REPÚBLICA DEMOCRÁTICA DE TIMOR-LESTE
Timor Sea Office
Office of the Prime Minister
April 23, 2004
DFAT Expert Supports East Timor's Maritime Rights
East Timor’s (Timor-Leste) right to establish a fair maritime boundary in the Timor Sea, and Australia’s obligation to negotiate in good faith and not deplete resources in disputed areas, have been supported by a key member of the Australian Government negotiating team that attended talks in Dili this week.
Mr Dean Bialek, an international law expert with the Department of Foreign Affairs and Trade (DFAT), strongly supported East Timor’s position in a written submission and testimony to a parliamentary committee, and in a refereed journal article. Mr Bialek made these points while working as a law lecturer at the University of Melbourne, but this week he was a member of the DFAT delegation that came to Dili for talks on maritime boundaries.
Mr Bialek has specific expertise in Timor Sea maritime law. He has published in prestigious international journals, and the Joint Standing Committee on Treaties (JSCOT) gave considerable weight to his submission and evidence when it reviewed the Timor Sea Treaty.
Mr Bialek strongly questions Australia’s reliance on the “natural prolongation”of its continental shelf. He wrote in his 2002 submission to JSCOT: “While the principle of natural prolongation remains valid at international law to support Australia’s claim of a shelf out to the Timor Trough, it is increasingly subject to the preference for a median line where there is less than 400 nm between opposite states”.
There have been 80 instances where the median line has been applied to resolving overlapping claims (when states are less than 400nm apart).

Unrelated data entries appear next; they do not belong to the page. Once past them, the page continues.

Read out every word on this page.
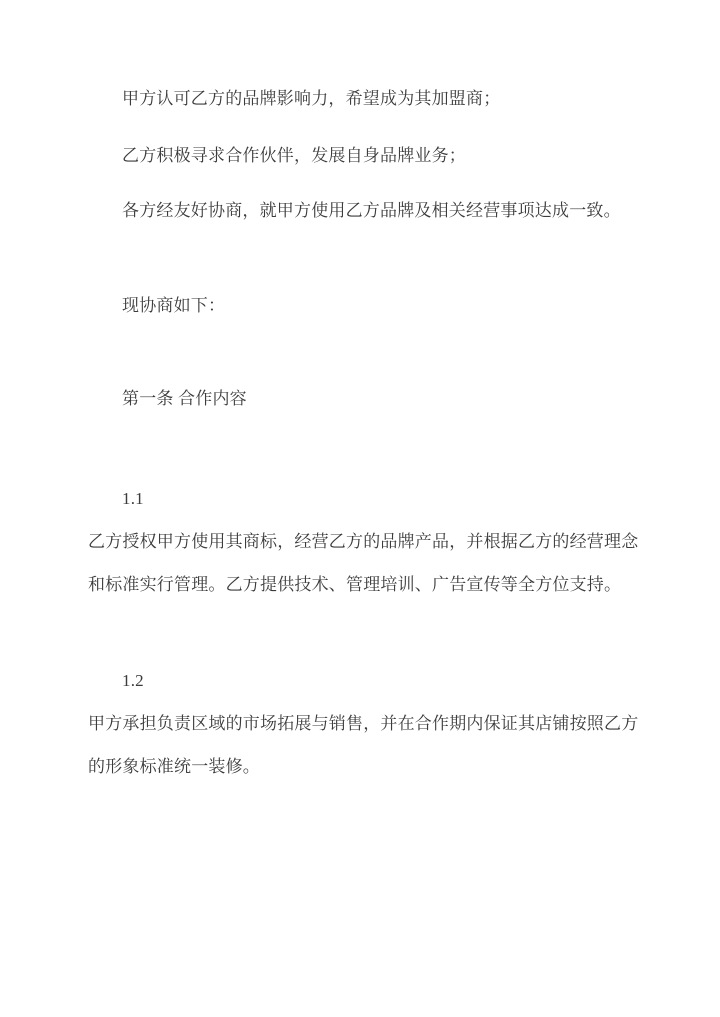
甲方认可乙方的品牌影响力，希望成为其加盟商；
乙方积极寻求合作伙伴，发展自身品牌业务；
各方经友好协商，就甲方使用乙方品牌及相关经营事项达成一致。
现协商如下：
第一条 合作内容
1.1
乙方授权甲方使用其商标，经营乙方的品牌产品，并根据乙方的经营理念
和标准实行管理。乙方提供技术、管理培训、广告宣传等全方位支持。
1.2
甲方承担负责区域的市场拓展与销售，并在合作期内保证其店铺按照乙方
的形象标准统一装修。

The 1972 Australia-Indonesia Treaty is the only exception. That Treaty was concluded when international law in this area was in its infancy. Opinion is now almost universally in favour of the median line principle.
One of the most authoritative books on maritime boundaries states: “Geological and geomorphological factors are all but irrelevant, at least in the case of states opposite each other and less than 400 miles apart.” Churchill and Lowe (1999), The Law of the Sea, p190.
Australia has repeatedly stated that the lateral boundaries of the Joint Petroleum Development Area (JPDA) are appropriate as a permanent maritime boundary. This denies East Timor a greater share of Greater Sunrise, and the revenue from Laminaria-Corallina and Buffalo fields.
However, Mr Bialek stated in his JSCOT submission: “Australia should not regard the JPDA as reflecting lines suitable for a permanent delimitation of the continental shelf between East Timor and Australia. Nor should the JPDA be regarded as reflecting the limits of the area ‘under dispute’.”
Australia cannot continue to delay the settlement of the Timor Sea boundaries. East Timor is one of the poorest countries in the world and it is losing $US1 million a day in tax revenue to Australia from three oil fields (Laminaria-Corallina and Bufallo) that lie twice as close to East Timor. East Timor has requested montly meetings to resolve the dispute expiditiously, but Australia says it only has the resources to meet twice a year. DFAT officials have told journalists the negotiations may take 30 years, which is very unfair for a country that desperately needs resources to address mass poverty and national reconstruction.
Mr Bialek wrote in his JSCOT submission: “The Australian Government should remain mindful of the need to engage meaningfully in negotiations for the settlement of permanent maritime boundaries with East Timor.”
He added in oral testimony: “There is a general obligation under international law and international relations that there be good faith negotiations toward the conclusion of a permanent boundary. That would, I think, in international law, say that Australia should not drag its feet in terms of reaching a permanent solution.”
The obligation of restraint in disputed areas
Australia is unilaterally exploiting disputed areas in the Timor Sea by issuing exploration and production licenses, and by advertising new permits. It has done this even after signing the Greater Sunrise Unitisation Agreement, which states that both countries have made claims in the disputed area. The production permits for the Laminaria-Corallina and Bufallo fields have earned Australia an estimated US$1.5 billion in tax revenue alone since 1999.
As Mr Bialek wrote in his submission to JSCOT:
“There is at least a good faith good faith requirement to seek to discuss a proposal to explore an area subject to conflicting claims.”
“Australia should avoid the unilateral pursuit of petroleum development in areas now known to be subject to overlapping claims. Such action would serve to heighten diplomatic unease that complicates the movement forward of plans to exploit the lucrative resources of the Timor Sea for the mutual benefit of Australia and East Timor.”
The obligation of restraint can also be found in a joint article by Professor Triggs and Mr Bialek in the Melbourne Journal of International Law.
"There is, however, a legal difference between exploration and exploitation. Australia would be required to refrain from granting a production permit, but mere exploration for gas and condensate potential does not necessarily create a risk of irreparable prejudice to East Timorese interests. Nonetheless, it would be prudent for East Timor, following the entry into force of its Maritime Zones Act, to protect its claims by reaffirming its non-recognition of any interests granted by Australia that are inconsistent with East Timor's rights to an EEZ under international law.”